ESPE Abstracts (2018) 89 P-P2-247

ESPE2018 Poster Presentations Growth & Syndromes P2 (45 abstracts)

GH Unmasked Laryngomalacia and worsened Obstructive Sleep Apnea in Infants with Prader-Willi Syndrome

Parisa Salehi a , Joanna E Wrede b, , Kaalan E Johnson d & Maida L Chen b


aSeattle Children’s Hospital, Division of Endocrinology, University of Washington, Seattle, WA, USA; bSeattle Children’s Hospital, Division of Pulmonary and Sleep Medicine, University of Washington, Seattle, WA, USA; cSeattle Children’s Hospital, Division of Child Neurology, University of Washington, Seattle, WA, USA; dSeattle Children’s Hospital, Division of Otolaryngology, University of Washington, Seattle, WA, USA


Background: Prader-Willi Syndrome (PWS), due to loss of paternal gene expression on chromosome 15q11.2-13, is characterized by hypotonia, hypothalamic-pituitary dysregulation, abnormal respiratory drive, and hyperphagia. GH, often started in infancy, improves tone, body composition, and height. Concerns about sudden death in children with PWS started on GH, hypothesized secondary to worsening obstructive sleep apnea (OSA) from adenotonsillar hypertrophy, resulted in guidelines for polysomnography (PSG) evaluation before and after starting GH.

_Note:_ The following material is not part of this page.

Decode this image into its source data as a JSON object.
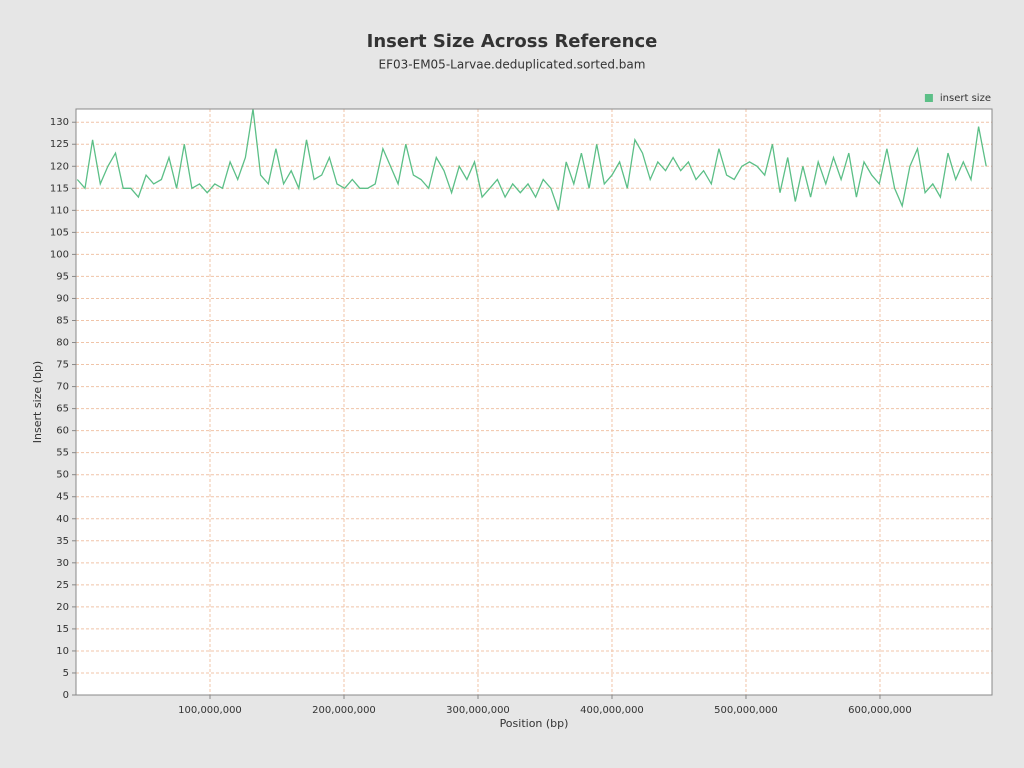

Method: We report two cases of worsened OSA in infants with PWS after GH due to unmasked laryngomalacia.

Results: Case 1 – Female with PWS due to imprinting center epimutation. Initial PSG at 2 months old (mo) showed apnea hypopnea index (AHI) 15, obstructive AHI (oAHI) 12, nadir oxygen saturation (nO2) 94%. GH was started soon after (0.5 mg/m2 per day). PSG at 4 mo was significantly worse (AHI 31, oAHI 29, nO2 81%). GH was held and a flexible fiberoptic laryngoscopy (FFL) showed laryngomalacia. Supraglottoplasty was done at 5 mo. PSG at 6 mo showed improvement (AHI 6, oAHI 1.8, nO2 90%) so GH was restarted at 7 mo. Repeat PSG at 8 mo was stable (AHI 6, oAHI 4, nO2 88%).

Case 2 – Female with PWS due to deletion. Initial PSG at 5 mo (AHI 15, oAHI 9, nO2 75%). GH was started at 7 mo (0.5 mg/m2 per day). PSG at 8 mo was significantly worse (AHI 33, oAHI 28, nO2 57%). GH was held and she had a adenotonsillectomy at 11 mo. Soon after, FFL showed laryngomalacia which was monitored and repeat PSG at 12 mo showed improvement (AHI 12, oAHI 8, nO2 71%). GH was resumed at 13 mo but repeat PSG at 16 mo was significantly worse (AHI 44, oAHI 30, nO2 61%) so GH was held again. PSG off GH at 22 mo was improved (AHI 13, oAHI 9, nO2 64%). Supraglottoplasty was done at 22 mo and PSG at 24 mo showed further improvement (AHI 8, oAHI 6, nO2 72%).

Conclusion: Respiratory difficulties can lead to significant morbidity in PWS. Laryngomalacia is not well described in this population but can exacerbate OSA. GH has significant benefit for infants with PWS but is monitored carefully due to concerns about aggravating OSA secondary to adenotonsillar hypertrophy. However, our cases demonstrate that GH may also unmask underlying laryngomalacia, possibly due to improved inspiratory force, which requires separate evaluation and treatment.